In England and Wales we have what's called testamentary freedom, which means that people are free to include or exclude whoever they want from their Will. This means that no one is obliged to leave anything to their children when they die if they don't want to. It also means that they can leave inheritance to some of their children but not others.
To balance out this freedom, however, the law entitles certain individuals to make a claim on an Estate if they believe that they have not been sufficiently provided for. This law applies both to Estates with a Will and those without.
There are strict parameters on who can and can't make a claim on an Estate.
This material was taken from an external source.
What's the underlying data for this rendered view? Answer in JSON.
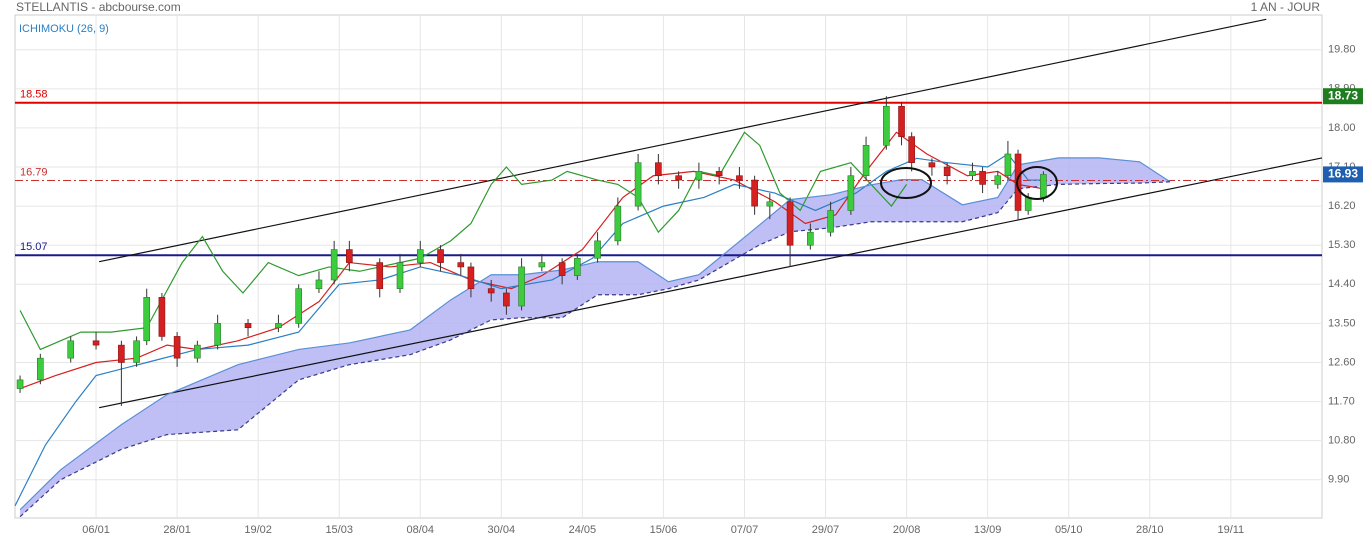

Those who can legally make a claim include estranged children. The full list is as follows:
- Spouse or civil partner
- Former spouse or civil partner (providing they haven't remarried)
- Someone who was living with the deceased for the two years leading up to their death
- A child of the deceased (regardless of age)
- Someone who was treated as a child of the deceased (such as foster or step children)
- Someone who was being financially maintained by the deceased immediately before their death
When considering whether or not to uphold a claim on an Estate, the Court will look at whether the Will makes sufficient provision for the person making the claim (or the Rules of Intestacy, if there isn't a Will). If it doesn't, the Court will determine whether they should intervene and award this provision, and if so, what type of provision would be appropriate.
If the deceased's Will was professionally drafted and is legally robust then there is less likelihood of a claim being successful.